The STUC is appalled that 100,000 children live in poverty in Scotland and will call on both the UK and Scottish Governments to take steps to end the scourge the of child poverty across Scotland.
Delegates called for a review of the benefit system to ensure that it acts as a genuine safety net against poverty; and a wider provision of good quality, affordable childcare to improve parents access to work and children’s education outcomes.
UNISON Scotland’s Kate Ramsden supporting an USDAW motion said that that the STUC had highlighted as far back as 2010 that cuts and austerity would lead to a rise in the numbers of children in poverty.

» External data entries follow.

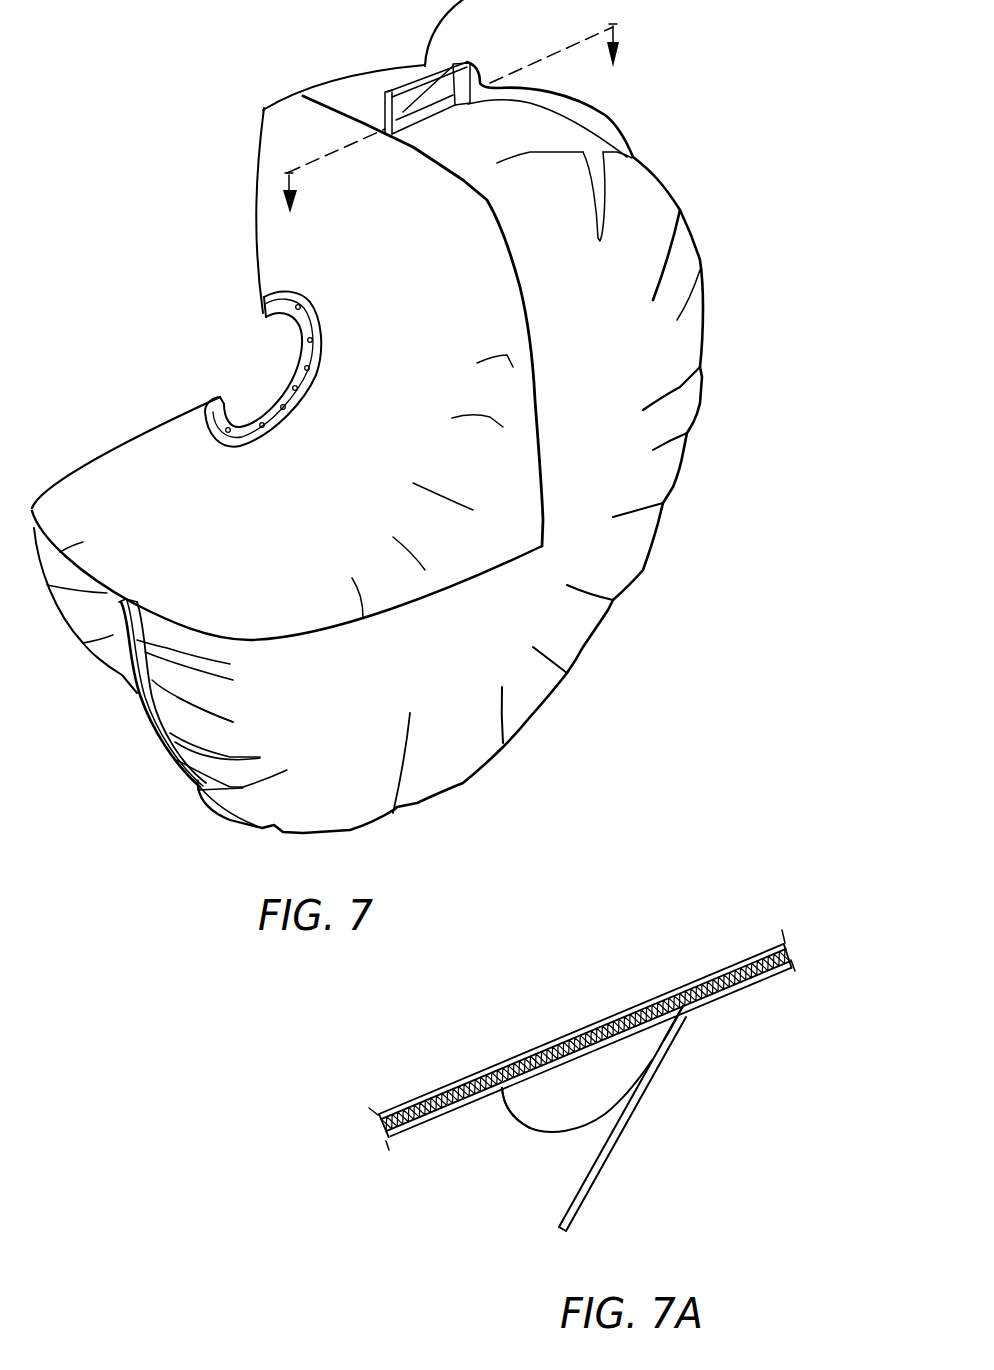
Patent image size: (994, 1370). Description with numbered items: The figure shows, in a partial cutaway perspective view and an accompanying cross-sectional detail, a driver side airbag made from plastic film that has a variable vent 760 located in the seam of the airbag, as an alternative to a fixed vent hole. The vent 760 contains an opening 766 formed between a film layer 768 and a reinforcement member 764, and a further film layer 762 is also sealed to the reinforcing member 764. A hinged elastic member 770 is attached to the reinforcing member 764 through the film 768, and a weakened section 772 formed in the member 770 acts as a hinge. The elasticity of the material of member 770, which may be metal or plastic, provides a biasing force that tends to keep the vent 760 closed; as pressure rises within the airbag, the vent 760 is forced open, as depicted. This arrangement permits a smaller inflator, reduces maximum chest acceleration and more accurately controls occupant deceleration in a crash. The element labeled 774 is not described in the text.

In FIG. 7, the vent 760 is at (587, 0).
In FIG. 7A, the film layer 762 is at (697, 975).
In FIG. 7A, the reinforcement member 764 is at (795, 951).
In FIG. 7A, the opening 766 is at (577, 1079).
In FIG. 7A, the film layer 768 is at (506, 1108).
In FIG. 7A, the hinged elastic member 770 is at (626, 1124).
In FIG. 7A, the weakened section 772 is at (686, 1019).
In FIG. 7A, the inner fabric layer 774 is at (756, 986).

She said, ‘UNISON and the trade union movement has raised at every turn the shame of a society which allows one in five of our children to grow up in poverty. Most of these children are growing up in families that have at least one parent working, working for poverty pay. Many of them our members’
She told the STUC that ‘obscene cuts to welfare and a draconian sanctions policy have seen more and more families resort to food banks. Whilst the richest 1000 in the UK have seen their wealth increase by £190 billion – money that the rest of us can only dream of.
“This can’t be right. What kind of country do we live in that allows children to go hungry when there is so much wealth around?” slammed Kate
“The truth is that child poverty could be eradicated tomorrow if the political will was there to do it. If money can be found to renew Trident then money is there to take our children out of poverty. Heck even a fraction of that £190 billion would go a long way to ending child poverty.”
Kate called on all of us to challenge the low wage economy, to challenge the benefits system that fails to do what it was set up for and to create a decent and fair society where social justice prevails. The kind of society where no child has to grow up in poverty.